I see that the EV1 made Road & Track's list of the 100 best cars up to Y2K.
"The 1997 GM EV1 transformed our opinion of electric power from golf-cart status to a car of enthusiast's interest. Certainly a 0-60 time of 7.9 seconds got our attention. Now if technology would only combine this with a 300-mile driving range."
It came about because GM had hired Aerovironment to build them a solar car for the 1st race across Australia. It was a good car, and had the luck to make a good start, staying ahead of the cloud that slowed the rest of the field. Thus, it won by a huge margin, trouncing, among others, Ford.
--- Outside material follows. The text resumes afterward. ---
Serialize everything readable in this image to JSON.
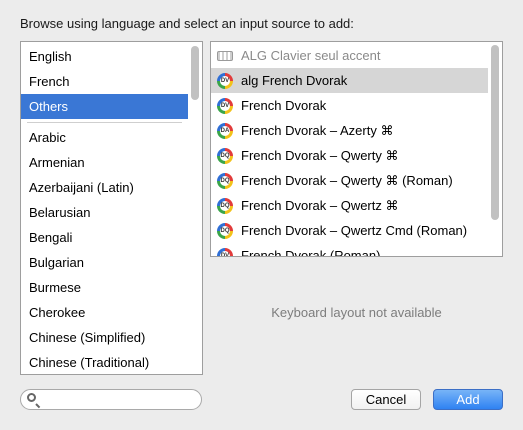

This lead to a contract to develop a prototype that became the EV1. GM was not a total dinosaur - Peter Drucker called it the first company using modern management - and that contract specifically required that Aerovironment share what they learned from mistakes along the way. But I digress. When it came time to finalize the production version, Alec Brooks and the Aeroviroment team really had to butt heads with GM to keep them from crippling it with wider tires and worse aero. Those same butt-heads may still be around, getting their revenge with the Volt.
After the car came out, it was "unreliable" in that the leases got cancelled, but it really was a research project, like the Chrysler turbine car, not a clear path to production. Being of great bulk, and more than two minds, GM decided to tell Congress et al that there wasn't much point to electrics, while buying up the rights to a better battery and not installing it, etc. They even told Ovshinsky, the inventor, to stop bragging that he'd made a sale to them. See "Who Killed the Electric Car."